In China sind die Menschen meistens herausgeputzt und fahren
teure Autos, wohnen aber in einer Art „Hühnerstall“.
China baut an jeder freien Ecke die modernsten Wohnungen, die dann wegen mangelnder Nachfrage als ganze
Geisterstädte leer stehenbleiben.
Ein Chinese in der Stadt,
der was auf sich hält, ernährt sich zu 80% des Tages nur von Fleisch, während
die Landbevölkerung noch mit
Ochsengespannen die Felder pflügt und keinen Kühlschrank besitzt. Sie haben
zumeist überhaupt nichts, nicht einmal alles, um ihre Grundbedürfnisse zu befriedigen.
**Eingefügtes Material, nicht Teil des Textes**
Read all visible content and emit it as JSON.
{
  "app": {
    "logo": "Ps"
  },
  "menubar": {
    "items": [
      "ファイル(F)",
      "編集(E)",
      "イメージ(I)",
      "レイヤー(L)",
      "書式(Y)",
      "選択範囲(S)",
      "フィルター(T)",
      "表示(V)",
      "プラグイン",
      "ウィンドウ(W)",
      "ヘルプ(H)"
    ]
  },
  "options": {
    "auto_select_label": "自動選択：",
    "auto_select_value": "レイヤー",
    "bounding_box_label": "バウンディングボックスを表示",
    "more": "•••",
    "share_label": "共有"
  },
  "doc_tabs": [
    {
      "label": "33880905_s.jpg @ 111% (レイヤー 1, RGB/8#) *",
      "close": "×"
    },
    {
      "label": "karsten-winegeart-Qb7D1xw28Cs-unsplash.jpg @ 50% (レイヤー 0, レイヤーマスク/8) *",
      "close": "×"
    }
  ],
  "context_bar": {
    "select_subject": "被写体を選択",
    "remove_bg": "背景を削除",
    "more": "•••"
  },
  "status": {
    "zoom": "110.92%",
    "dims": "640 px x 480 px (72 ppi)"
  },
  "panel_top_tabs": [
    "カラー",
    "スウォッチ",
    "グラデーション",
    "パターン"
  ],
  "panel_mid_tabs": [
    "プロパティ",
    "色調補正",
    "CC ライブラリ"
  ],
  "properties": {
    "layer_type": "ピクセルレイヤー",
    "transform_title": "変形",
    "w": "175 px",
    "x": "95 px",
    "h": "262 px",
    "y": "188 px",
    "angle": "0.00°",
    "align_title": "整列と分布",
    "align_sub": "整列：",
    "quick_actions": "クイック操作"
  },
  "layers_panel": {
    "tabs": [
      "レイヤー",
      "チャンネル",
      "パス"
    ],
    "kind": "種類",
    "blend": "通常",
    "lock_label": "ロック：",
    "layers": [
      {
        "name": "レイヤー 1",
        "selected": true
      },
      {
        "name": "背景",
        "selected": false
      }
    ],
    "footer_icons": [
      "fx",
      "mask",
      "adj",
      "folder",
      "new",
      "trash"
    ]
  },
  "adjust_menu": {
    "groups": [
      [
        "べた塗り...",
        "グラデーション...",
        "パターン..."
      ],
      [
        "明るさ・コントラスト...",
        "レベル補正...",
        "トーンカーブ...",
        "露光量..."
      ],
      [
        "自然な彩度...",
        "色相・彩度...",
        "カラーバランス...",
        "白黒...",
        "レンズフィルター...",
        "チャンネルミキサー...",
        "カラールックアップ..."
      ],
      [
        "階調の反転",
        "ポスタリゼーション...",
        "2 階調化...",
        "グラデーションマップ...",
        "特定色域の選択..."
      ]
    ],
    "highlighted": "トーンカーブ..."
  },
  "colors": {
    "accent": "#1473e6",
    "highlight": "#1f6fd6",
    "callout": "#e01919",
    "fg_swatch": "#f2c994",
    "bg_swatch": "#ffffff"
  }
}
Inmitten dieser Armut entdecken wir einen Flachbildschirm, auf dem „Spongebob
Schwammkopf“ läuft.
In China ist es Kriterium auf fortgeschrittenem Niveau Englisch zu sprechen, um es auf die
Universität zu schaffen. Es wird ihnen aber untersagt, in irgendeiner Weise
Kontakt mit englischen Muttersprachlern aufzunehmen, weder durch das Reisen,
noch über das Internet. Viele Englischlehrer sind zudem so schlecht, dass nicht
einmal wir sie verstehen.
In China darf man bei
Tisch schmatzten, spucken, rülpsen und pupsen, und noch dazu eine riesige
Sauerei hinterlassen, aber bloß nicht Naseputzen.
Chinesen vertragen keinen Alkohol und nehmen trotzdem mit Begeisterung an Trinkspielen teil.
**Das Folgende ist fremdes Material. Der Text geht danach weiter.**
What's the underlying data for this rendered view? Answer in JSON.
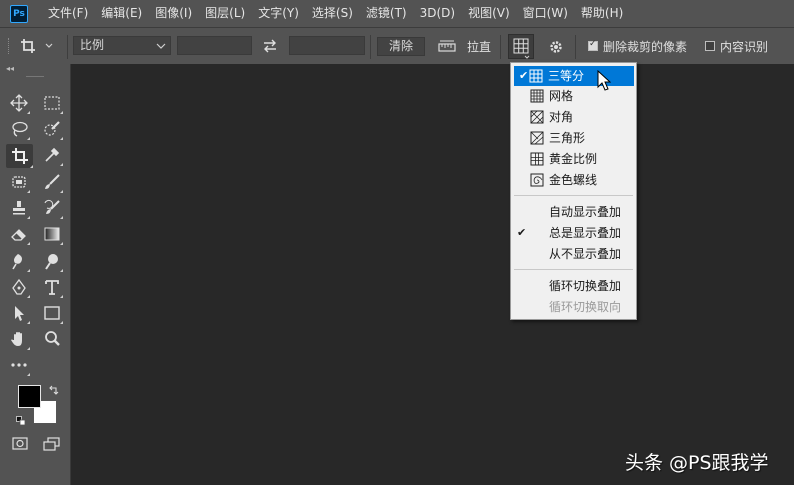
{
  "app": {
    "logo": "Ps"
  },
  "menu": [
    "文件(F)",
    "编辑(E)",
    "图像(I)",
    "图层(L)",
    "文字(Y)",
    "选择(S)",
    "滤镜(T)",
    "3D(D)",
    "视图(V)",
    "窗口(W)",
    "帮助(H)"
  ],
  "options": {
    "ratio_select": "比例",
    "clear_label": "清除",
    "straighten_label": "拉直",
    "delete_cropped_label": "删除裁剪的像素",
    "delete_cropped_checked": true,
    "content_aware_label": "内容识别",
    "content_aware_checked": false
  },
  "overlay_menu": {
    "overlay_items": [
      {
        "label": "三等分",
        "checked": true,
        "highlighted": true,
        "icon": "rule-of-thirds-icon"
      },
      {
        "label": "网格",
        "checked": false,
        "icon": "grid-icon"
      },
      {
        "label": "对角",
        "checked": false,
        "icon": "diagonal-icon"
      },
      {
        "label": "三角形",
        "checked": false,
        "icon": "triangle-icon"
      },
      {
        "label": "黄金比例",
        "checked": false,
        "icon": "golden-ratio-icon"
      },
      {
        "label": "金色螺线",
        "checked": false,
        "icon": "golden-spiral-icon"
      }
    ],
    "display_items": [
      {
        "label": "自动显示叠加",
        "checked": false
      },
      {
        "label": "总是显示叠加",
        "checked": true
      },
      {
        "label": "从不显示叠加",
        "checked": false
      }
    ],
    "cycle_items": [
      {
        "label": "循环切换叠加",
        "enabled": true
      },
      {
        "label": "循环切换取向",
        "enabled": false
      }
    ]
  },
  "colors": {
    "foreground": "#000000",
    "background": "#ffffff",
    "highlight": "#0078d7"
  },
  "watermark": "头条 @PS跟我学"
}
Genauso, wie sie keine Milch vertragen, sie diese aber dennoch konsumieren, in
der Hoffnung, dadurch größer zu werden.
China ernennt ganze Gebiete zu Nationalparks, in denen es aber weder Wanderwege, noch andere
Trekkingrouten gibt, sodass man gezwungen ist, sie mit dem Auto zu erkunden.
Chinesen geben dir immer eine Antwort auf deine Frage, auch wenn sie nicht den
leisensten Schimmer von der Sache haben. Wenn man nach dem Weg fragt, kommt es
so des Öfteren vor, dass dich jemand in die falsche Richtung schickt, einfach
aus Angst, dir nicht weiterhelfen zu können oder gar „ihr Gesicht zu
verlieren.“
China kann seine Bevölkerung nicht annähert ernähren und
importiert Massen an Nahrungsmitteln
aus dem Ausland, trotzdem gehört es
immer noch zum guten Ton, so viele Gerichte wie möglich zu bestellen und am
Ende die Hälfte unangerührt stehen zu lassen.
Ich könnte diese Liste noch endlos fortsetzten. Viele Dinge
sind für uns unfassbar, lassen uns staunen, bringen uns zum Schmunzeln,
verärgern uns oder lassen uns komplett verzweifeln. Wir befinden uns, seit wir
hier angekommen sind, in einem dauerhaften Gefühlschaos zwischen den zwei
Welten Deutschland und China. Und gerade als ich dabei bin, diesen Post fertigzustellen,
geschieht etwas, das ihn perfekt untermauert:
Ich startete nämlich eben den Versuch, mir einen nächtlichen
Tunfischsalat zu machen. Wie gesagt, Versuch. Spätestens, als ich die
frischgekaufte Dose aus dem Supermarkt öffne und mir ein fetter Brummer mit
seinen fliegentypischen Glubschaugen direkt ins Gesicht starrt, weiß ich, dass
dieser Tag einfach kein gutes Ende nehmen sollte. Ich knalle die Dose in den
Mülleimer und verziehe mich schmollend zurück in mein Bett. An Tagen wie
diesen, denke ich: „Fuck off“ China!“ China, meine Hassliebe.